December 9, 2019

Patient Diaries Reveal Propensity for Epileptic Seizures

A researcher at Rice University’s Brown School of Engineering and an alumna of her lab have the first validation of their program to assess the risk of seizures in patients with epilepsy.

In a preliminary study, their Epilepsy Seizure Assessment Tool (EpiSAT) proved equally able or better than 24 specialized epilepsy clinicians at using patients’ histories to identify periods of heightened propensity for seizures.

The researchers’ automated machine-learning algorithm correctly identified changes in seizure risk — improvement, worsening or no change — in more than 87% of cases. They achieved those results by analyzing 120 seizures from four “synthetic” diaries and 120 seizures from real seizure diaries gathered by SeizureTracker.com, one of the largest electronic seizure diaries in the world. EpiSAT showed “substantial observed agreement” with clinicians more than 75% of the time, they reported.

The results appear in the journal Epilepsia.
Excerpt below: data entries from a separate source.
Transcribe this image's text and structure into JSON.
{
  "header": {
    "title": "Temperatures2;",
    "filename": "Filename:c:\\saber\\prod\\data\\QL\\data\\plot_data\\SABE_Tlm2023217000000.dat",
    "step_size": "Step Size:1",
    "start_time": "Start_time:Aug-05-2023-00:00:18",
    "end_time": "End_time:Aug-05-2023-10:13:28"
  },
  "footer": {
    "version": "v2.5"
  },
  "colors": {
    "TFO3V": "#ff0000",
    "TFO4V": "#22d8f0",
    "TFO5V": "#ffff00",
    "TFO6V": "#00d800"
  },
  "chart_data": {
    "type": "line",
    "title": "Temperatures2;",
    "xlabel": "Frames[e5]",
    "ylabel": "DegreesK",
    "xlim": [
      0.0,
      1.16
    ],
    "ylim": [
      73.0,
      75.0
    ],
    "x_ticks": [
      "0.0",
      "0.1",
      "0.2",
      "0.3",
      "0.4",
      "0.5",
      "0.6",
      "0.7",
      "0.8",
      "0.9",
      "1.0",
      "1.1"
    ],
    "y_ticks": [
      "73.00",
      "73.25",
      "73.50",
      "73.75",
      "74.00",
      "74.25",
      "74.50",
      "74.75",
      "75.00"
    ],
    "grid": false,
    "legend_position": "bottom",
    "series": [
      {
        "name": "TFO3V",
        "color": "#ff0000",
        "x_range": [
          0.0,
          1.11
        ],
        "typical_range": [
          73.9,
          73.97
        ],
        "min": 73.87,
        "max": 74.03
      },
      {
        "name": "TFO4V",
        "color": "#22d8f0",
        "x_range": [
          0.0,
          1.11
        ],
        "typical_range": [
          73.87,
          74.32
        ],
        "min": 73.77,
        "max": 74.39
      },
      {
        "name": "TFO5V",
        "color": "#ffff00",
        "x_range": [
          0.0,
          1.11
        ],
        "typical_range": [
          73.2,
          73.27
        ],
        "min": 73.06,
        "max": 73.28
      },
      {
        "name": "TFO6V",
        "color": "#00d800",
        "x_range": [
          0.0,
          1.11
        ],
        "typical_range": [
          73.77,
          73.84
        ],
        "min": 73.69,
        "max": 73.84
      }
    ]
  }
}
“One challenge in treating people with epilepsy is that, like the chance of rain, there has never been a good way to quantify seizure risk and to determine whether apparent changes in seizure frequency reflect chance or actual improvement or worsening in their clinical state,” said Vikram Rao, chief of the epilepsy division and an associate professor of neurology at UCSF. “The algorithm that Dr. Chiang developed in this study directly addresses that clinical dilemma.”